In celebration of the class of 2021 and their amazing accomplishments, we wanted to share reflections from Alnarjes on how GEM has equipped her for both academic and career success. 

How did you first hear about SNHU GEM and Lebanese Association for Scientific Research (LASeR)? What made you decide to enroll?

One year after my high school graduation, I heard about SNHU GEM from social media and it was the first time I heard about blended education — I was eager to try. I immediately enrolled because GEM was the best solution for me, a refugee student who is not allowed to pursue higher education in my host community. I did not expect that GEM would completely change my life.

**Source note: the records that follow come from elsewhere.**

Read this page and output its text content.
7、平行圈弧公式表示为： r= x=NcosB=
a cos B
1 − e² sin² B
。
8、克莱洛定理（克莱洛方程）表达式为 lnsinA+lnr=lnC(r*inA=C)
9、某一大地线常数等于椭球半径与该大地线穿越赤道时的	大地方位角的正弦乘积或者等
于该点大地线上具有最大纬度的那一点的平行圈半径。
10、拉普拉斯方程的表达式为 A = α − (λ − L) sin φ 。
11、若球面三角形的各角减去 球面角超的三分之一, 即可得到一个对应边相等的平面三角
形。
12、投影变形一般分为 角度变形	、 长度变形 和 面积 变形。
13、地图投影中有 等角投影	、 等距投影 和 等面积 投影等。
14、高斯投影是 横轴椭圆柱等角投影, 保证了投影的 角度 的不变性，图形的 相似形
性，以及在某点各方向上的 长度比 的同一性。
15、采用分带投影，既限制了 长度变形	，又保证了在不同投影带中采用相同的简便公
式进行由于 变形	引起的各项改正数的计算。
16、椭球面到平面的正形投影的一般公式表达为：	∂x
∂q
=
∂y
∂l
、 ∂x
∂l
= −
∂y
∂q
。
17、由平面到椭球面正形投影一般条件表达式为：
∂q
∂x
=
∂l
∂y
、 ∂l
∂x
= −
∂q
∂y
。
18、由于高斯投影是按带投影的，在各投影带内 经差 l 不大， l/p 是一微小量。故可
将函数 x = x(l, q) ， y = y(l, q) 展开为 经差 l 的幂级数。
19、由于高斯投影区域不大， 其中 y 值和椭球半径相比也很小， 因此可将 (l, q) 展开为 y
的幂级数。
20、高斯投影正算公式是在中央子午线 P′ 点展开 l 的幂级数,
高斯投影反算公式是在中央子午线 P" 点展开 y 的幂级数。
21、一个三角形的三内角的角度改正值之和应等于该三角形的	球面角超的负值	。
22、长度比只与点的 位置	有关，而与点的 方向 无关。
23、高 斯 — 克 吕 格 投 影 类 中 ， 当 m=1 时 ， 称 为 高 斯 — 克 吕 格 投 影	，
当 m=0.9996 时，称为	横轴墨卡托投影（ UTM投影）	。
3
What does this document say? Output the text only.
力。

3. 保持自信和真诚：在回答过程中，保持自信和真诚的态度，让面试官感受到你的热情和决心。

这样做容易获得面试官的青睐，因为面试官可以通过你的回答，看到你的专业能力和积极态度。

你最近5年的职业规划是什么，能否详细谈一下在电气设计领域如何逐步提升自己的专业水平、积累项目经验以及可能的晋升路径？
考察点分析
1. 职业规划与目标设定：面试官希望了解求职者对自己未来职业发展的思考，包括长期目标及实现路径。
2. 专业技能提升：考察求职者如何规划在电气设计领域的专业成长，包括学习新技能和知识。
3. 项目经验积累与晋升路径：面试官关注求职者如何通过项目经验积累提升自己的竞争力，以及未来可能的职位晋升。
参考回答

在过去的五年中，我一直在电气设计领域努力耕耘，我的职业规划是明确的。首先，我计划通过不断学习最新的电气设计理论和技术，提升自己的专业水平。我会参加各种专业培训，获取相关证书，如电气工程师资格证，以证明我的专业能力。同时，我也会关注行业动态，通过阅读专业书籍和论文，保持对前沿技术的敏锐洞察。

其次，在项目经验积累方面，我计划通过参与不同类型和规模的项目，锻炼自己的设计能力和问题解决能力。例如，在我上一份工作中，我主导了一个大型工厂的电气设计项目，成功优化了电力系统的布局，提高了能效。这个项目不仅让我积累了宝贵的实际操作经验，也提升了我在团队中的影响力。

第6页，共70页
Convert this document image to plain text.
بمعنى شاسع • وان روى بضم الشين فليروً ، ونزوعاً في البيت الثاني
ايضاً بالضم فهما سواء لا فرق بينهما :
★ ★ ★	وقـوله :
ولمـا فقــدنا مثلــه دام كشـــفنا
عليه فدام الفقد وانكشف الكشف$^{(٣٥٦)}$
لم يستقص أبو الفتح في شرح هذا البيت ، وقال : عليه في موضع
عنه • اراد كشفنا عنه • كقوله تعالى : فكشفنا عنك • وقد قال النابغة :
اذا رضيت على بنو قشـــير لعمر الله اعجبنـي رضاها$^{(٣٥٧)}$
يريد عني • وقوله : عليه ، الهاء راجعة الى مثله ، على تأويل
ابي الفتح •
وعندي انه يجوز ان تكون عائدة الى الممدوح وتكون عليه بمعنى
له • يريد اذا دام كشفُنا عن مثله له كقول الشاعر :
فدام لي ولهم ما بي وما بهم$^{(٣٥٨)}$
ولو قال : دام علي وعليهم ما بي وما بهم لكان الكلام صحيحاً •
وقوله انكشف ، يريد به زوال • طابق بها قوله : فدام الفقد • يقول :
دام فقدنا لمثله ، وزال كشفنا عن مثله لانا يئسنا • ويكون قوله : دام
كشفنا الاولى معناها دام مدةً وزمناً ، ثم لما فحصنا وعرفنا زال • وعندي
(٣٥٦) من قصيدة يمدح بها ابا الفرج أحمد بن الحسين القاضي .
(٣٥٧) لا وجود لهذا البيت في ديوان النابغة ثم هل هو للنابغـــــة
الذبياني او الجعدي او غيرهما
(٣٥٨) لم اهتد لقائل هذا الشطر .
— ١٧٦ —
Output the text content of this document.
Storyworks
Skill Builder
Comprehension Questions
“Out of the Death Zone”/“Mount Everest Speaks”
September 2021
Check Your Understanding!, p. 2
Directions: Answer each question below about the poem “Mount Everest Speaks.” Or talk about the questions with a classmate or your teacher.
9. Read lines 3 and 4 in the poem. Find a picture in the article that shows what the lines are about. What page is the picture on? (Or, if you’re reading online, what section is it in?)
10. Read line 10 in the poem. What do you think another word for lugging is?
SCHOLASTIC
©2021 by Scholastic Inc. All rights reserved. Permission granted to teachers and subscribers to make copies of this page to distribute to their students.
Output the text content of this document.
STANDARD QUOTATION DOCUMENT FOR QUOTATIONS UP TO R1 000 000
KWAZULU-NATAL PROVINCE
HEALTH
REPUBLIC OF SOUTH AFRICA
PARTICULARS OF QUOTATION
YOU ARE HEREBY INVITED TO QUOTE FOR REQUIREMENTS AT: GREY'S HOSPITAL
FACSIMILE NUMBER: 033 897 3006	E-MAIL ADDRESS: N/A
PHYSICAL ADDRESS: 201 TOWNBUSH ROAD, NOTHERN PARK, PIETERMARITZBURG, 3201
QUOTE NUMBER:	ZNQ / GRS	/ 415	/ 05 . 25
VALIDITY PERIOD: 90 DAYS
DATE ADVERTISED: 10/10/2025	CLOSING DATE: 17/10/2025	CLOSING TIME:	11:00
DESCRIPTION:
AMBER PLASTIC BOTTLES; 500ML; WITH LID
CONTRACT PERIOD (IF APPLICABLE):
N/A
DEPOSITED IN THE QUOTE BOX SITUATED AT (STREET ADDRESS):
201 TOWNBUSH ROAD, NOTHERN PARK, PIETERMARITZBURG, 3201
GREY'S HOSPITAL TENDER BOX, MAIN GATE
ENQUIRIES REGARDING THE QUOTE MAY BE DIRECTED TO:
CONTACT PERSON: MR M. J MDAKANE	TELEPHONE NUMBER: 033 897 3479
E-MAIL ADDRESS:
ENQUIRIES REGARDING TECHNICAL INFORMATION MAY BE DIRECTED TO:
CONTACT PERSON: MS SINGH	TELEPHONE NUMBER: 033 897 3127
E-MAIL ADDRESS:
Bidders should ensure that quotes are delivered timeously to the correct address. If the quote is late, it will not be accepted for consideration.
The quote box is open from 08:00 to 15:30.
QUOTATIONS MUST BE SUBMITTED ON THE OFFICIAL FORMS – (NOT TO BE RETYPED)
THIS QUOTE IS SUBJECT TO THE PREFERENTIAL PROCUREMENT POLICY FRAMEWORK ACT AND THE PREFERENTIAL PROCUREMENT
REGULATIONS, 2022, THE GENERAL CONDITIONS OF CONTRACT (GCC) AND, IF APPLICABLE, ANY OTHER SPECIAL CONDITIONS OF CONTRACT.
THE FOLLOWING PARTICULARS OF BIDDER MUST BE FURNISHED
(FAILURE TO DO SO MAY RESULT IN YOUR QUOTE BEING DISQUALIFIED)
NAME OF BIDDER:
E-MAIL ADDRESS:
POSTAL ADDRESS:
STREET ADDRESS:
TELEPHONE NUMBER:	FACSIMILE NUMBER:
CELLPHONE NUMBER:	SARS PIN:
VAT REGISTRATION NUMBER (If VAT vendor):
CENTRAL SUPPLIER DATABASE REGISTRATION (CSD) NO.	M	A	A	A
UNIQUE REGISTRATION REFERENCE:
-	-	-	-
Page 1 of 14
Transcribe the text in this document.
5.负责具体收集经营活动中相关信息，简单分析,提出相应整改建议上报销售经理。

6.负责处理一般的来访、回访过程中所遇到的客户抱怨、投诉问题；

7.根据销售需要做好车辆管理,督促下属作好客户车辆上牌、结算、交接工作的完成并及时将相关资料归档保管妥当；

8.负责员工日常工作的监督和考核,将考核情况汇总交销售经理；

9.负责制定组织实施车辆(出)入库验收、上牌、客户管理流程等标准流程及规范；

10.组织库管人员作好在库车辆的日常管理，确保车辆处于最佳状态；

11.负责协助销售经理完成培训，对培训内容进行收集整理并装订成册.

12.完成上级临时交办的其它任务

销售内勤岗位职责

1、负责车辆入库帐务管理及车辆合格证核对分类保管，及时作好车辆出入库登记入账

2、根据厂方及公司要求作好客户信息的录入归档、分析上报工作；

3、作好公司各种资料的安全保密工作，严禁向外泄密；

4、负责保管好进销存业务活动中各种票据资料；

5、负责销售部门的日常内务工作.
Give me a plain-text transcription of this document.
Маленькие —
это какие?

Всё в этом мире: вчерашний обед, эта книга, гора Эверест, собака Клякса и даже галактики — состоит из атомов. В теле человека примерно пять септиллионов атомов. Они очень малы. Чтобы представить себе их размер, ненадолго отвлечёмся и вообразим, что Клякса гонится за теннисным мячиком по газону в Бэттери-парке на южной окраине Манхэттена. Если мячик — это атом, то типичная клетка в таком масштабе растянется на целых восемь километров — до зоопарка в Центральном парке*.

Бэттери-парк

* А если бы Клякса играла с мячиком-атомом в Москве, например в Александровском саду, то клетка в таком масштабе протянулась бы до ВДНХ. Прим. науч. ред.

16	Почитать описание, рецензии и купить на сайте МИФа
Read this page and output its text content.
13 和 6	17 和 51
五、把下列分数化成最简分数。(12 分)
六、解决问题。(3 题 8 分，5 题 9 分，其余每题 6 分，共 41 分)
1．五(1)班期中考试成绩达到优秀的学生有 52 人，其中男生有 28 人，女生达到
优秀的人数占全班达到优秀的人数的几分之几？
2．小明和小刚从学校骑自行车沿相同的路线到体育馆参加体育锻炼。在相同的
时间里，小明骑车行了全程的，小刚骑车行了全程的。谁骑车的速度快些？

What have you learned through the GEM program? 

Hard workers will certainly achieve their goals. GEM taught me how to grow my professional skills in order to be competitive in the international and local job markets.

What are your plans or hopes for the future? How will your GEM degree help you achieve those things?

With training with GEM, I was able to master my job interviews. As a result, today I am a researcher in healthcare architecture with an American company. I have also recently attained a research position with GEM as a gender specialist. I am honored to be a student and an employee with GEM.

The thing that I am most thankful for is that GEM has supported me as I plan to complete my life dream, studying medicine in Turkey. 

GEM was never just a program. It is a way to see the world from a different perspective and help overcome war and displacement.

What advice would you give to other displaced learners considering higher education?

I would recommend other students join GEM because it is a unique small community where you can find people who support your talents and ambitions. While all the local traditional universities carry financial burdens for refugee students, GEM provides money, time, effort and resources to help find international employment opportunities.